The Standard & Poor’s/Case-Shiller home-price index increased just over 2 percent from May to June and 12.1 percent over last year, with all 20 regions tracked by the report showing monthly and annual gains. But only six metro areas, including the Twin Cities, saw an acceleration in month-to-month price increases, according to the report released Tuesday.
“Overall, the report shows that housing prices are rising, but the pace may be slowing,” said David Blitzer, chairman of the Index Committee at S&P Dow Jones Indices. “Home buyers may be discouraged, and sharp [home-price] increases may be dampened.”
The index, though a one-month snapshot, adds to growing speculation that the housing recovery isn’t bulletproof. Mortgage rates remain below historic averages, but have crept up since hitting record lows last year.
In the Twin Cities, the index increased 2.3 percent from May to June, compared with 2.1 percent from April to May, in both cases exceeding the national average. When compared with 2012, the Twin Cities index showed a 11.5 percent gain, slightly lower than the national average.
Herb Tousley, director of real estate programs for the Shenehon Center for Real Estate at the University of St. Thomas’ Opus College of Business, wasn’t surprised by the report’s results given rising rates.
“It bears watching to see if that’s a trend that keeps going,” said Tousley, “or if it’s a monthly aberration.”
Home prices in Las Vegas soared 24.9 percent from a year earlier to lead all cities. Purchases by investors have helped drive that increase.
Other cities hit hard by the housing bust also posted stunning gains in the past year. Prices have jumped 24.5 percent in San Francisco compared with a year earlier and nearly 20 percent in both Los Angeles and Phoenix.
Yet Zillow chief economist Stan Humphries said the June report fails to reflect the impact higher rates are having on house prices. That won’t happen, he said, until the July data is released in September.
“Case-Shiller put up some big numbers in June,” Humphries said. “But more current data shows the pace of monthly home-value appreciation slowed in both June and July, likely as a result of mortgage rate increases.”

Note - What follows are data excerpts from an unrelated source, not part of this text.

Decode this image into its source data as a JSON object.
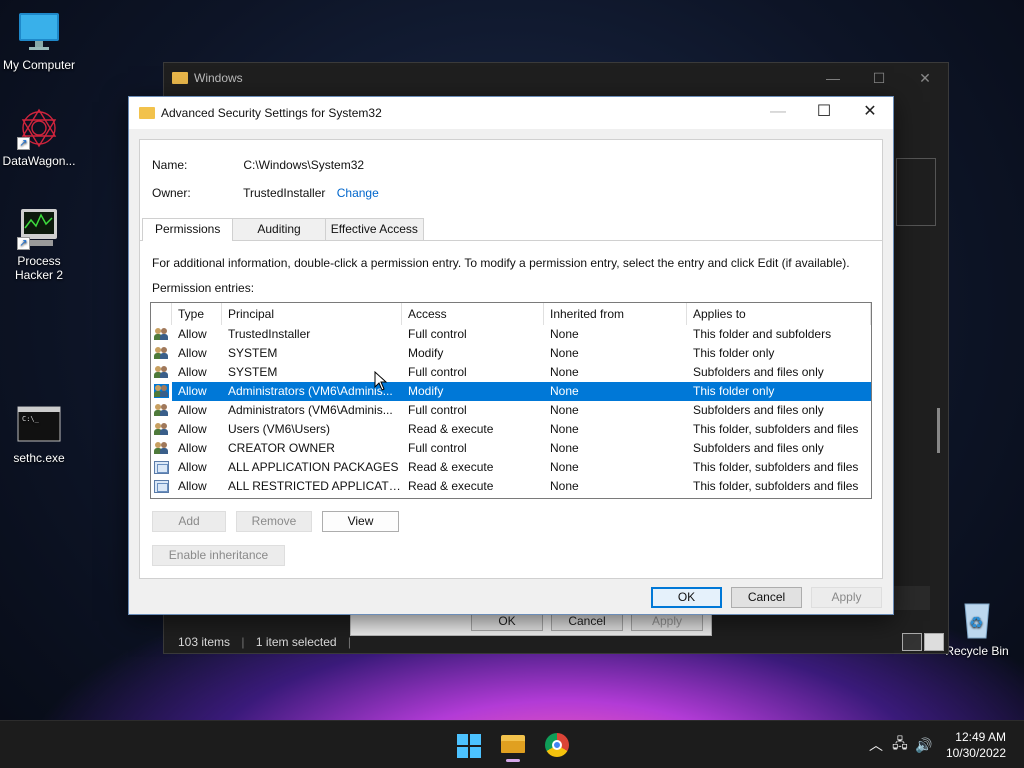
{
  "desktop": {
    "icons": [
      {
        "label": "My Computer"
      },
      {
        "label": "DataWagon..."
      },
      {
        "label": "Process Hacker 2"
      },
      {
        "label": "sethc.exe"
      },
      {
        "label": "Recycle Bin"
      }
    ]
  },
  "bg_window": {
    "title": "Windows",
    "status_items": "103 items",
    "status_selected": "1 item selected",
    "buttons": {
      "ok": "OK",
      "cancel": "Cancel",
      "apply": "Apply"
    }
  },
  "dialog": {
    "title": "Advanced Security Settings for System32",
    "name_label": "Name:",
    "name_value": "C:\\Windows\\System32",
    "owner_label": "Owner:",
    "owner_value": "TrustedInstaller",
    "change_link": "Change",
    "tabs": [
      {
        "label": "Permissions",
        "active": true
      },
      {
        "label": "Auditing",
        "active": false
      },
      {
        "label": "Effective Access",
        "active": false
      }
    ],
    "info_text": "For additional information, double-click a permission entry. To modify a permission entry, select the entry and click Edit (if available).",
    "entries_label": "Permission entries:",
    "columns": {
      "type": "Type",
      "principal": "Principal",
      "access": "Access",
      "inherited": "Inherited from",
      "applies": "Applies to"
    },
    "rows": [
      {
        "icon": "users-icon",
        "type": "Allow",
        "principal": "TrustedInstaller",
        "access": "Full control",
        "inherited": "None",
        "applies": "This folder and subfolders",
        "selected": false
      },
      {
        "icon": "users-icon",
        "type": "Allow",
        "principal": "SYSTEM",
        "access": "Modify",
        "inherited": "None",
        "applies": "This folder only",
        "selected": false
      },
      {
        "icon": "users-icon",
        "type": "Allow",
        "principal": "SYSTEM",
        "access": "Full control",
        "inherited": "None",
        "applies": "Subfolders and files only",
        "selected": false
      },
      {
        "icon": "users-icon",
        "type": "Allow",
        "principal": "Administrators (VM6\\Adminis...",
        "access": "Modify",
        "inherited": "None",
        "applies": "This folder only",
        "selected": true
      },
      {
        "icon": "users-icon",
        "type": "Allow",
        "principal": "Administrators (VM6\\Adminis...",
        "access": "Full control",
        "inherited": "None",
        "applies": "Subfolders and files only",
        "selected": false
      },
      {
        "icon": "users-icon",
        "type": "Allow",
        "principal": "Users (VM6\\Users)",
        "access": "Read & execute",
        "inherited": "None",
        "applies": "This folder, subfolders and files",
        "selected": false
      },
      {
        "icon": "users-icon",
        "type": "Allow",
        "principal": "CREATOR OWNER",
        "access": "Full control",
        "inherited": "None",
        "applies": "Subfolders and files only",
        "selected": false
      },
      {
        "icon": "package-icon",
        "type": "Allow",
        "principal": "ALL APPLICATION PACKAGES",
        "access": "Read & execute",
        "inherited": "None",
        "applies": "This folder, subfolders and files",
        "selected": false
      },
      {
        "icon": "package-icon",
        "type": "Allow",
        "principal": "ALL RESTRICTED APPLICATIO...",
        "access": "Read & execute",
        "inherited": "None",
        "applies": "This folder, subfolders and files",
        "selected": false
      }
    ],
    "buttons": {
      "add": "Add",
      "remove": "Remove",
      "view": "View",
      "enable_inheritance": "Enable inheritance",
      "ok": "OK",
      "cancel": "Cancel",
      "apply": "Apply"
    }
  },
  "taskbar": {
    "time": "12:49 AM",
    "date": "10/30/2022"
  },
  "colors": {
    "selection": "#0078d7",
    "link": "#0066cc"
  }
}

Adding to those concerns, the U.S. Commerce Department said Friday that sales of new homes across the country had begun to cool, falling 13.4 percent compared with the previous month. That was the biggest decline in more than three years.

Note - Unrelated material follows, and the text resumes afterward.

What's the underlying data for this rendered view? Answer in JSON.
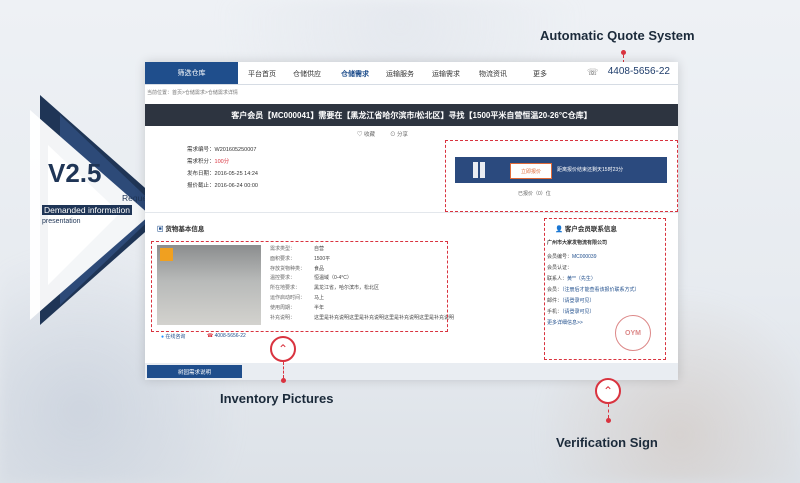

Still, the fundamentals are in favor of continuing improvements. Job growth in the Twin Cities metro has outpaced the nation, helping a growing number of homeowners avoid foreclosure. As a result, consumer confidence is on the rise. The Conference Board’s index of sentiment, also released Tuesday, exceeded expectations by rising to 81.5 from a revised 81 the prior month.
The median price of a nondistressed home in the Twin Cities was $224,950, up 3.7 percent from last year, according to the University of St. Thomas residential real estate price report index.
Humphries said home values nationwide are rising about 6 percent per year, which leaves ample head room to accommodate the moderating influence introduced by climbing mortgage rates.
“Over the next year, home-value appreciation rates will slow as investors exit the market, mortgage interest rates rise, negative equity falls, builders ramp up and more homes come on the market,” he said.